The limits of private property - pray you never run into them. An overpass is being built beside Kelly Melanson's Springhill Junction home. Her front yard has basically been cut in half. Her driveway used to run downhill from the house. Now it runs uphill. Plants visibly vibrated in the house as the machines did their work. When she expressed concerns to the Department of Transportation, she received an email basically saying: "Hire an expert to prove there's a problem, then we'll talk."
The province is likely well within its legal rights. You don't own the front part of your yard. Public land extends from the centre line of the road well onto the undeveloped ground you thought was your lawn. Unless the government wants a lawsuit on its hands, surveyors were probably very careful to make sure the grass they churned into dirt wasn't owned by Melanson.
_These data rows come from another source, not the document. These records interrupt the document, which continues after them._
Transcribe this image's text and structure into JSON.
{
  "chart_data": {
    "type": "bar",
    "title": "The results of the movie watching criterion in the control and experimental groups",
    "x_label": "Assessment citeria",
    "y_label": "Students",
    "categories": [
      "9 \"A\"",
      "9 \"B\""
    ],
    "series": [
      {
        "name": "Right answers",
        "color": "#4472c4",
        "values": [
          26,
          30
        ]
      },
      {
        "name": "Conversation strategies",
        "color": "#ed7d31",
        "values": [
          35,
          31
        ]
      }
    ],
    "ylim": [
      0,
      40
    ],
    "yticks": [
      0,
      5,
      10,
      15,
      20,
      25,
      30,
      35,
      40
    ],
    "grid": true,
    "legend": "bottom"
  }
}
But what about further impositions? The homeowner said she's worried her property will no longer drain properly in spring thaws. It was that concern that got her the response from the department: 'There's a problem? Says who?'
Then there are the minor inconveniences, like noise pollution and belongings rattling where they stand as vehicles lumber by. The point isn't the province doesn't have the right to do it, it's that it shouldn't have the right to do it in a cavalier fashion.
Perhaps the province offered to buy her property, and perhaps she refused. Even if that were the case, the whole thing smacks of big government stomping on the little guy.
The department was asked to comment on the matter for this editorial. A spokesperson said they've been in communication with Melanson since early 2011, and the site they picked, which is provincial land, allowed them to keep the existing bridge open during construction of the new one.
"Department staff will study the increased slope of Ms. Melanson's driveway to see what can be done to alleviate her concerns," the spokesperson said.